Bug Report: Inconsistent speech_started / speech_ended Behavior with Semantic VAD (Realtime API)

Summary:
When using semantic VAD with the Realtime API, multiple consecutive speech_started events are emitted, but only the last one in the burst is followed by a corresponding speech_ended event. This results in merged transcriptions under the final item, even though the earlier speech_started items never receive a speech_ended signal.


Observed Behavior

  • Multiple speech_started events occur in rapid succession.

  • Each speech_started event has a unique item ID.

  • Only the final speech_started event receives a matching speech_ended event.

  • The transcription for the final item includes text that originated from all prior unended segments.
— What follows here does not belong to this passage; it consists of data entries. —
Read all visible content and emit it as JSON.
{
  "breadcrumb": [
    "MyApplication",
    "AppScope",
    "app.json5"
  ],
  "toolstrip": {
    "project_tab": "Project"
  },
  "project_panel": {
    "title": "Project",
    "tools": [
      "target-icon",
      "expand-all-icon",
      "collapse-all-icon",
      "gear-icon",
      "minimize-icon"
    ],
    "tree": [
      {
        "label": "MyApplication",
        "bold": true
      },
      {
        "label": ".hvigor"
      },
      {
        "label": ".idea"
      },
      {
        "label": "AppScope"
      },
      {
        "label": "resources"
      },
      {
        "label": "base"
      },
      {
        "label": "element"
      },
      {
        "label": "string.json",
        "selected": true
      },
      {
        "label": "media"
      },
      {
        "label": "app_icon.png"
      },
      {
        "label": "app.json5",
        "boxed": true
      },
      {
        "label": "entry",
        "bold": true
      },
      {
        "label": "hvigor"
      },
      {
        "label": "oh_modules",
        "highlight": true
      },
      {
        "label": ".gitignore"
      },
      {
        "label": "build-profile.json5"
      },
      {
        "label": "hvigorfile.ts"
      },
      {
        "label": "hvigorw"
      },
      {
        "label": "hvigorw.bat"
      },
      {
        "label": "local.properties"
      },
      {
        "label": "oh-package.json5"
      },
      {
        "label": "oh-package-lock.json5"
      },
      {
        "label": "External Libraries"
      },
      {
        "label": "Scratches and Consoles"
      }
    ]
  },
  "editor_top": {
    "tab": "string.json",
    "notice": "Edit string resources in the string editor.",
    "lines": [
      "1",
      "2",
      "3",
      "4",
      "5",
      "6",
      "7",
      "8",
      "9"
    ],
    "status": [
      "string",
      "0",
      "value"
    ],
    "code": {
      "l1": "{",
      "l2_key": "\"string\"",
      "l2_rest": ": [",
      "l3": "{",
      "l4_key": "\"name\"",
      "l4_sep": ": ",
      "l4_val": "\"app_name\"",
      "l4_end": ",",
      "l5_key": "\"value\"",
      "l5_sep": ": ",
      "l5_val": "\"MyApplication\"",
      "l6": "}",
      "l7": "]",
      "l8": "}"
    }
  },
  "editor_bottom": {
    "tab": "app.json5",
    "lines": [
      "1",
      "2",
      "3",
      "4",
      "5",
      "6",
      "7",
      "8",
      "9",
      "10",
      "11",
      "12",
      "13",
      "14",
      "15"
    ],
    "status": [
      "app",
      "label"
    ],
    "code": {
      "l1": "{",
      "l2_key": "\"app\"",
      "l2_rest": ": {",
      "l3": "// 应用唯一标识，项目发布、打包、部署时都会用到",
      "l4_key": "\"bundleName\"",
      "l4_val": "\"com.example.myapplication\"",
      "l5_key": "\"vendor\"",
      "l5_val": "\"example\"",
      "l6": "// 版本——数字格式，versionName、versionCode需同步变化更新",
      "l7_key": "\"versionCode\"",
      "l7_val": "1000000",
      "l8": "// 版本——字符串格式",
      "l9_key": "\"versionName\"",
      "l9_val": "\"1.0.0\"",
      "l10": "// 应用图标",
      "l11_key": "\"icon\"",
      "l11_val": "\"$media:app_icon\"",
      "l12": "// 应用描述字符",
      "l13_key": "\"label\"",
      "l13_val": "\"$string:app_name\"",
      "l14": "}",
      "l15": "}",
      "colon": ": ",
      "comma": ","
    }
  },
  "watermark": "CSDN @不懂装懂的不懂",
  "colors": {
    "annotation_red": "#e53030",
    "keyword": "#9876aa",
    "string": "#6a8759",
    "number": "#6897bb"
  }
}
  • The speech_start_time of that final item does not match the true start of the first utterance, even though it contains the earlier speech content.

A detailed sample is attached in semantic_vad_bug.csv.


Expected Behavior

  • Each speech_started event should be paired with a corresponding speech_ended event.

  • Transcriptions should be correctly segmented per item ID and timestamp.

  • The speech_start_time should reflect the actual start of the speech segment.


Notes

  • This issue only occurs when using semantic VAD.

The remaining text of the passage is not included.